Wow! That looks great! Will look forward seeing updated pics in the future.
Thanx for sharing


----------



## EDGE (Aug 24, 2010)

Love that piece of wood. Is that one big piece or lots of small ones?.


----------



## Mferko (Jun 8, 2010)

looks awesome 
if you wanna get rid of reflections take the pictures at night (or with blinds closed) with all the lights off in the room and no flash


----------



## Sandy Landau (Jun 4, 2010)

Wow! That tank looks like it's been set up for two years already! How long did it take you to plant it?


----------



## Nanokid (May 18, 2010)

looks great. what you got for algae eaters?

i shipped over 12 baby SAE from charles and they are the coolest and best algae eating crew i have had in years. and for 20$/12... the cheapest. your going to want some with your high light!

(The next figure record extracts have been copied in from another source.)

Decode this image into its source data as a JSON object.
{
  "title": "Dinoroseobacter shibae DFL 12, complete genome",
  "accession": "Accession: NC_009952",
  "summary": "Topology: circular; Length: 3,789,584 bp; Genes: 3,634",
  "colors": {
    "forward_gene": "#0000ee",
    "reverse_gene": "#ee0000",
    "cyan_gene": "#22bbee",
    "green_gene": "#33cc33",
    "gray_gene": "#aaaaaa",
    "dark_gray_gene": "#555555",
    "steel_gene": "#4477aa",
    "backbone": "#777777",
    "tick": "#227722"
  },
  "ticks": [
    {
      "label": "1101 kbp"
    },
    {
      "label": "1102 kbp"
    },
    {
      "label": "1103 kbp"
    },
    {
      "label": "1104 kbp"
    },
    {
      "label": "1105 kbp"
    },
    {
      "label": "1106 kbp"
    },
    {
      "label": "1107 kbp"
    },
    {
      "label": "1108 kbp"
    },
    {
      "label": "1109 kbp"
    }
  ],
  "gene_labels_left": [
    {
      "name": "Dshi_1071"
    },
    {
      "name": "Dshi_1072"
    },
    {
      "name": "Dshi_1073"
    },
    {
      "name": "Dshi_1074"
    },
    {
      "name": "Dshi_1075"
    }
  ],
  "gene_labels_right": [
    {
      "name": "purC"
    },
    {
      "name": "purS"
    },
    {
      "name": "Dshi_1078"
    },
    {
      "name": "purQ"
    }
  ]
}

also.. picture taking tip. 

as with what the guy said above, take pictures on an slight angle facing downwards. it helps with glare, and removes the surface light, causing a "deeper" picture. taking pictures at night with house lights off is the best way too.


----------



## couch (Apr 22, 2010)

One more tip for taking good photos of aquariums is to unplug your filter so that there is no water flow. Moving plants make bad pictures.


----------



## couch (Apr 22, 2010)

and clean your glass inside and out.


----------



## TomC (Apr 21, 2010)

Looks fantastic for a brand new set up.


----------



## tang daddy (Apr 21, 2010)

Looks good, I want some plants!!


----------



## babypiggy (May 2, 2010)

lol
mmmmmmm 4 hrs each day after work (after workign with fish and reptiles all day) and it took about 3 days
lol



Sandy Landau said:


> Wow! That tank looks like it's been set up for two years already! How long did it take you to plant it?


----------



## babypiggy (May 2, 2010)

i was thinking of oto cats..
liek an army of them (maybe 20 or so)


Nanokid said:


> looks great. what you got for algae eaters?
> 
> i shipped over 12 baby SAE from charles and they are the coolest and best algae eating crew i have had in years. and for 20$/12... the cheapest. your going to want some with your high light!
> 
> ...


----------



## babypiggy (May 2, 2010)

hmm i think some of the ferns i planted on the wood is getitng too much light... and it is like mayvbr 1/2" from the sirface of the water..
plant not doing well


i'll try for better pics..
i must admit the glass is pretty dirty when we took it
haha


----------



## Luke78 (Apr 24, 2010)

Nicely done , i would agree with the rest of the comments posted already and say that driftwood looks great.Once everything fills in, you should have a forrest of green everywhere.Otos would do the job, and then some.They should be way more active in larger groups as well.


----------



## EDGE (Aug 24, 2010)

Java fern or any type of fern like plant (bolbitis sp.) is a nitrate water column nutrient hog. 

If you are referring to Bolibtis heteroclita, they are more of an emersed plant and can be very difficult to keep submersed.


----------